Item 6 is hereby supplemented by adding the following additional information:
Amendment
On December 30, 2021, FreightCar North America (“Borrower” and together with the Issuer and certain other subsidiary guarantors, collectively, the “Loan Parties”) entered into an Amendment No. 4 to the Term Loan Credit Agreement (the “Amendment” and together with the Term Loan Credit Agreement, the “Term Loan Credit Agreement”) with COF, and U.S. Bank National Association, as disbursing agent and collateral agent (“Agent”), pursuant to which the principal amount of the term loan credit facility was increased by $15.0 million to a total of $71.0 million, with such additional $15.0 million (the “Delayed Draw Loan”) to be funded upon the satisfaction of certain conditions precedent set forth in the Amendment. The Borrower has the option to draw on the Delayed Draw Loan through January 31, 2023 and may choose not to do so.
The Delayed Draw Loan, if funded, will bear interest, at Borrower’s option and subject to the provisions of the Term Loan Credit Agreement, at Base Rate (as defined in the Term Loan Credit Agreement) or Eurodollar Rate (as defined in the Term Loan Credit Agreement) plus the Applicable Margin (as defined in the Term Loan Credit Agreement) for each such interest rate set forth in the Term Loan Credit Agreement.
The Term Loan Credit Agreement has customary affirmative and negative covenants, including, without limitation, limitations on indebtedness, liens and investments. The Term Loan Credit Agreement also provides for customary events of default. Pursuant to the terms and conditions set forth in the Term Loan Credit Agreement and the related loan documents, each of the Loan Parties granted to Agent a continuing lien upon all of such Loan Parties’ assets to secure the obligations of the Loan Parties under the Term Loan Credit Agreement.
Warrant
Pursuant to the Amendment and a warrant acquisition agreement, dated as of December 30, 2021, the Issuer issued to COF a warrant (the “Warrant”) to purchase a number of shares of the Issuer’s common stock, par value $0.01 per share, equal to 5% of the Issuer’s outstanding common stock on a fully-diluted basis at the time the Warrant is exercised (after giving effect to such issuance). The Warrant has an exercise price of $0.01 and a term of ten years.
In addition, to the extent the Delayed Draw Loan is funded, the Issuer has agreed to issue to COF warrants (the “Additional Warrants”) to purchase up to a number of shares of the Issuer’s common stock, par value $0.01 per share, equal to 3% of the Issuer’s outstanding common stock on a fully-diluted basis at the time the Warrant is exercised (after giving effect to such issuance).

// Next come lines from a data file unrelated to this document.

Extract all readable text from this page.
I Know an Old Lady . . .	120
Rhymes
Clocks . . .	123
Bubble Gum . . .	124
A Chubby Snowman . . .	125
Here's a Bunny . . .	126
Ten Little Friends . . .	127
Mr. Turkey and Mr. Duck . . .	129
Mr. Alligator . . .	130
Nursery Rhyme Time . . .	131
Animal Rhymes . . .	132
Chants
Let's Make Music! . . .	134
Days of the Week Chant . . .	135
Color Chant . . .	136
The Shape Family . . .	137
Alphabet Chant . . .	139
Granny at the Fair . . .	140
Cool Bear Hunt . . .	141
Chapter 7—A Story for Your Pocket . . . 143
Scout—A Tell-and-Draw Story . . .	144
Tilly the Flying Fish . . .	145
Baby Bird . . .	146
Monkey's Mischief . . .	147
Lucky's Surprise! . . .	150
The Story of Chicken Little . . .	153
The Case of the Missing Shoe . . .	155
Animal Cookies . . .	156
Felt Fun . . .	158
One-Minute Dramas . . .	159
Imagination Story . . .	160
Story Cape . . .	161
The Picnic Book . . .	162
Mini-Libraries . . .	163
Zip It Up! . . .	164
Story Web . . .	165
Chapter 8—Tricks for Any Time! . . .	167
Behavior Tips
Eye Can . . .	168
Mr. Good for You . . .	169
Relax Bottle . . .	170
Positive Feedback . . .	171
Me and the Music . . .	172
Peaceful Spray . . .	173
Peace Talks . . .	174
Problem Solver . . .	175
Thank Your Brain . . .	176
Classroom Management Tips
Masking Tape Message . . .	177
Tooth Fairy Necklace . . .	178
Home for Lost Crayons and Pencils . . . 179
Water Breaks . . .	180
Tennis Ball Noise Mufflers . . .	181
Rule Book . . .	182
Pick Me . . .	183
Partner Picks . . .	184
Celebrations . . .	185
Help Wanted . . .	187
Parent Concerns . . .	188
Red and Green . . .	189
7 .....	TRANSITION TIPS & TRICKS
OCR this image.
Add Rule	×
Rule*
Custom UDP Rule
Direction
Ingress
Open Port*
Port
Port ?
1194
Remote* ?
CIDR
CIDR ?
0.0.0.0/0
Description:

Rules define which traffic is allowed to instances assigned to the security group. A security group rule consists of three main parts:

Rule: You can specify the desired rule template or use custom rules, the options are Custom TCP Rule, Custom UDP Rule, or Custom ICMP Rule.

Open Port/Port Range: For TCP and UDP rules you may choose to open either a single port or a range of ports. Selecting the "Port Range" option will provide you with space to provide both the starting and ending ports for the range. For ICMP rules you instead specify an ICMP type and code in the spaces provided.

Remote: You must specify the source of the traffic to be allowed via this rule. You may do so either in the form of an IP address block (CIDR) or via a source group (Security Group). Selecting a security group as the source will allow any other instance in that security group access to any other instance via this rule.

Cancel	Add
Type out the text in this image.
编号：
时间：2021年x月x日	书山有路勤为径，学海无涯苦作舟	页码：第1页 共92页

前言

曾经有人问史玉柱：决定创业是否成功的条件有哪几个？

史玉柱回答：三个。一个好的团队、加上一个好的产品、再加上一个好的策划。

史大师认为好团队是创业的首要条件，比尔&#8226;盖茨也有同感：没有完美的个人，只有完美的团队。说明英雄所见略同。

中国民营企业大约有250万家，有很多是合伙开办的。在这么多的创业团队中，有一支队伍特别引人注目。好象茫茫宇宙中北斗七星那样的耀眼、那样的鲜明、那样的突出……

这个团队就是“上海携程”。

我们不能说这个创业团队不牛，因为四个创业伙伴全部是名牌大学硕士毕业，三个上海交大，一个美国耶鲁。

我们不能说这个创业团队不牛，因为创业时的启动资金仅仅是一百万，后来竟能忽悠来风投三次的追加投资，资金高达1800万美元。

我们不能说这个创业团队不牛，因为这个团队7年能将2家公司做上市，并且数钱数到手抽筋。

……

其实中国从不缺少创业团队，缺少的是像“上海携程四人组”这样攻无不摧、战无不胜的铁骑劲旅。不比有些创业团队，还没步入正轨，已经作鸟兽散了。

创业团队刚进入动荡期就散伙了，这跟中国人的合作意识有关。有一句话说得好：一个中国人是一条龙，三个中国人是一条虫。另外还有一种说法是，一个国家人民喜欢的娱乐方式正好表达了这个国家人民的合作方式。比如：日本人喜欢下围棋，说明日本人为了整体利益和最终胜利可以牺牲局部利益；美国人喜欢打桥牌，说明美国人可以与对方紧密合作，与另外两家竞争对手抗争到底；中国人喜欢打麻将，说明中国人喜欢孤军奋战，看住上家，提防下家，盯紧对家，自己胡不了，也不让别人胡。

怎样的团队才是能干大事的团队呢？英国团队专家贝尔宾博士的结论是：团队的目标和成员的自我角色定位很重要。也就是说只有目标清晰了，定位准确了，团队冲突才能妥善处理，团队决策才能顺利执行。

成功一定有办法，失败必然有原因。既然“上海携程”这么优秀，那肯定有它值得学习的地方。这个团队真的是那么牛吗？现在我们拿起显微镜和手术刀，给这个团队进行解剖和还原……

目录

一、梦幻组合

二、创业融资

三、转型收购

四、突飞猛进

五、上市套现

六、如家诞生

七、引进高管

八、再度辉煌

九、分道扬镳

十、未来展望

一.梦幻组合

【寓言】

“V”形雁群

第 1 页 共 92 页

The Additional Warrants will have an exercise price of $0.01 and a term of ten years.
The issuance of the Warrant, the potential issuance of the Additional Warrants and the potential issuance of the common stock issuable upon exercise of the Warrant and Additional Warrants, respectively, will be made in reliance on the exemption from registration contained in Section 4(a)(2) of the Securities Act, because the offer and sale of such securities do not involve a “public offering” as defined in Section 4(a)(2) of the Securities Act.